Ibrutinib, a highly potent kinase inhibitor, has been effective in the treatment of B cell cancers, but a recent study in the Journal of the American College of Cardiology connected ibrutinib to several cardiovascular adverse drug reactions (CV-ADR). The study showed between 10 and 20 percent of these adverse reactions were associated with fatalities.
“We are becoming more aware of adverse reactions now that the drug has moved to the front-line setting,” said Javid Moslehi, M.D., senior author on the study and director of the Cardio-Oncology Program at Vanderbilt University Medical Center.
“We are becoming more aware of adverse reactions now that the drug has moved to the front-line setting.”
Moslehi is part of a research team at Vanderbilt focusing on toxicities associated with targeted therapies, immunotherapies, and other new treatments. “Ibrutinib is a very successful drug,” said Joe-Elie Salem, M.D., first author of the study and adjunct associate professor of medicine at Vanderbilt. “We have to understand these adverse reactions better.”
Identifying the Risks
Ibrutinib specifically targets a kinase activated in various B cell malignancies, like chronic lymphocytic leukemia (CLL). Fatalities associated with ibrutinib were first reported in 2018 following a randomized trial assessing the effectiveness of ibrutinib as front-line treatment for CLL.
The 2018 study, published in the New England Journal of Medicine, found that despite improvement in progression-free survival at two years, there was no significant difference in overall survival between groups receiving ibrutinib and the control group.
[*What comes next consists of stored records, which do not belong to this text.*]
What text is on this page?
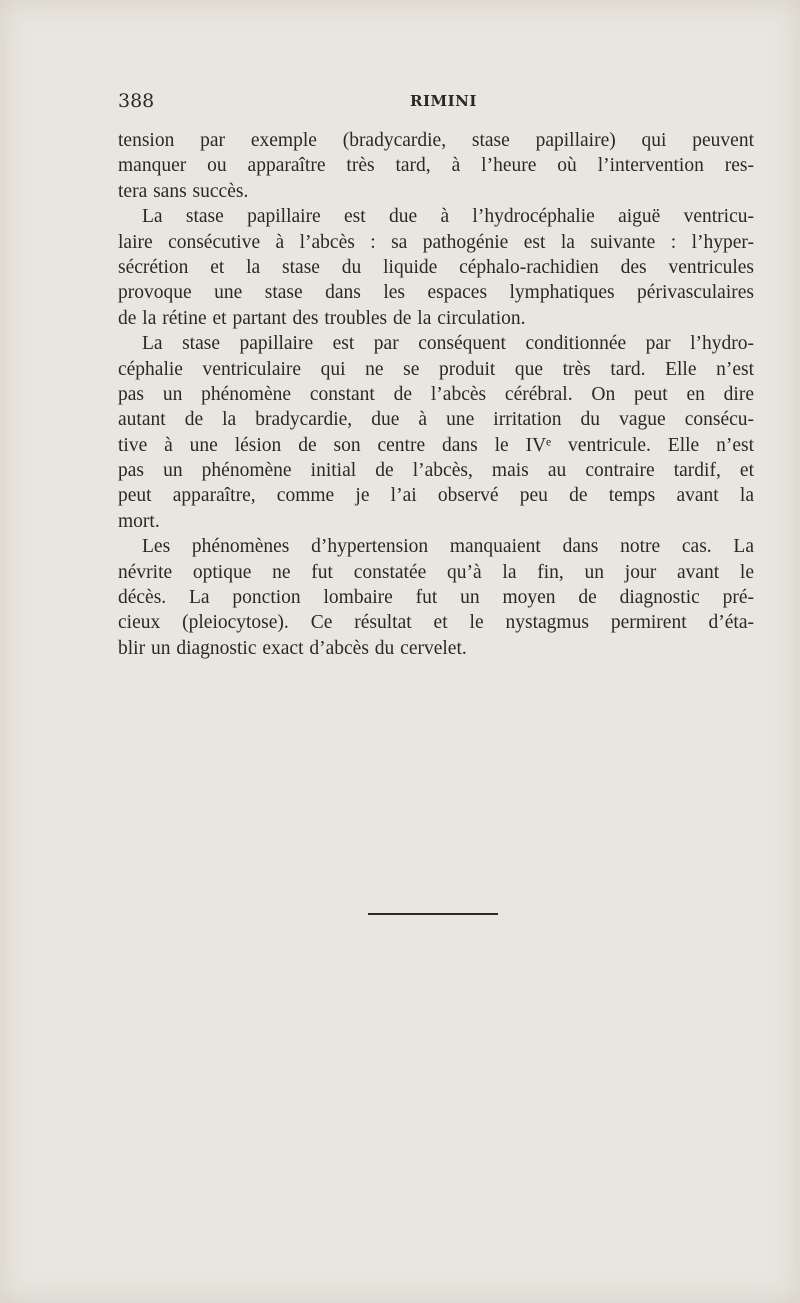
388	RIMINI
tension par exemple (bradycardie, stase papillaire) qui peuvent
manquer ou apparaître très tard, à l’heure où l’intervention res-
tera sans succès.
La stase papillaire est due à l’hydrocéphalie aiguë ventricu-
laire consécutive à l’abcès : sa pathogénie est la suivante : l’hyper-
sécrétion et la stase du liquide céphalo-rachidien des ventricules
provoque une stase dans les espaces lymphatiques périvasculaires
de la rétine et partant des troubles de la circulation.
La stase papillaire est par conséquent conditionnée par l’hydro-
céphalie ventriculaire qui ne se produit que très tard. Elle n’est
pas un phénomène constant de l’abcès cérébral. On peut en dire
autant de la bradycardie, due à une irritation du vague consécu-
tive à une lésion de son centre dans le IVᵉ ventricule. Elle n’est
pas un phénomène initial de l’abcès, mais au contraire tardif, et
peut apparaître, comme je l’ai observé peu de temps avant la
mort.
Les phénomènes d’hypertension manquaient dans notre cas. La
névrite optique ne fut constatée qu’à la fin, un jour avant le
décès. La ponction lombaire fut un moyen de diagnostic pré-
cieux (pleiocytose). Ce résultat et le nystagmus permirent d’éta-
blir un diagnostic exact d’abcès du cervelet.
Death rates reached seven percent in each ibrutinib group compared to one percent in the control group.
“The cancer got better, but that didn’t mean people were living longer,” Moslehi explained. “That suggested to us that the benefit from the cancer perspective was offset by something else.”
“The cancer got better, but that didn’t mean people were living longer.”
Cardiovascular Adverse Drug Reactions
In their follow-up study, Moslehi, Salem and colleagues used VigiBase, the World Health Organization’s database of individual case safety reports, to complete the most extensive clinical characterization of CV-ADR associated with ibrutinib to date.
The study identified severe cardiovascular toxicities associated with ibrutinib, including supraventricular arrhythmias (SVA), central nervous system (CNS) hemorrhagic events, heart failure (HF), ventricular arrhythmias (VA), conduction disorders (CD), CNS ischemic events and hypertension. Two of the CV-ADR identified – HF and CD – are new findings.
“We generally treat patients with atrial fibrillation or arrhythmias with blood thinners,” Moslehi said. “The problem is that ibrutinib also thins the blood. These patients, who already have a bleeding risk from ibrutinib, were effectively getting treated for atrial fibrillation with blood thinners and then suffering a brain hemorrhage.”
The median time from the start of treatment with ibrutinib to the onset of CV-ADR ranged from less than a month for conduction disorders to four to five months for hypertension. CV-ADR mostly affected older men, and the average age of affected individuals was between 70 to 80 years.
Fatalities were associated with about ten percent of SVA and VA cases and about 20 percent of CNS events, HF and CD cases. Ibrutinib-associated hypertension was nonfatal.
Moslehi says an increased understanding of those at higher risk of developing CV-ADR is needed to foster a personalized medicine approach and prevent complications.
The research team is currently investigating which pathway is being affected by ibrutinib to lead to cardiovascular toxicities. In addition, Moslehi and colleagues in the Vascular Medicine Program at Vanderbilt were recently awarded a grant from the National Heart, Lung, and Blood Institute to study the effect of tyrosine kinase inhibitors on the vascular system.